At the same time, Mr Kenyatta called on Kenyans to take the responsibility of ensuring that roads are safe.

“I agree that road accidents have been on the rise and the government will work to ensure we minimise the accidents. We have decided that all NTSA officers withdraw from the roads and leave traffic work to the police. We want to see if we can restore order on the roads,” the President said.


The head of State noted that about 80 percent of road crashes are caused by careless driving and disregard for the traffic laws.

“The government will play its part but Kenyans must also play their part. As a passenger, you have a responsibility to ensure the driver observes the rules. Passengers should not be the ones urging drivers to speed,” he said.

AIPCA Archbishop Julius Njoroge who led the funeral service blamed NTSA for failing to restore normalcy on the roads.

The bishop called on the government to put in place new measures to end road carnage.

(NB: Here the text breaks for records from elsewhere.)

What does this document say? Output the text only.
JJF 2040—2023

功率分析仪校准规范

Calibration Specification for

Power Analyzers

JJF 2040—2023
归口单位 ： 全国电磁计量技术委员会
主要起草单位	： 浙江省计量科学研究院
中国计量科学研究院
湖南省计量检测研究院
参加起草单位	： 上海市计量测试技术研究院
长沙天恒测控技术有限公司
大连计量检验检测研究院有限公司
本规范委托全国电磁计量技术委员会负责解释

While eulogising the three bishops as leaders who sought to unite the church, Archbishop Njoroge noted that current road safety measures have failed.

“Accidents do not occur, they are caused. Several measures including the establishment of the National Transport and Safety Authority have not yielded results. Something else must be done. We cannot expect different results by doing things the same way,” the archbishop said.


He faulted NTSA for failing in its mandate and urged road users to observe discipline to restore sanity on the roads.

“I feel NTSA officers are behaving like traffic police officers. This was not the intention of the government in setting up NTSA,” the bishop said.

There have been calls to either disband or restructure NTSA which has been seen to be unable to ensure safety on Kenyan road.

Hundreds of Kenyans have died in the recent past due to road carnage, the worst incident being the one at Migaa where at least 36 people died when a Nairobi-bound bus hit a truck on December 31, 2017.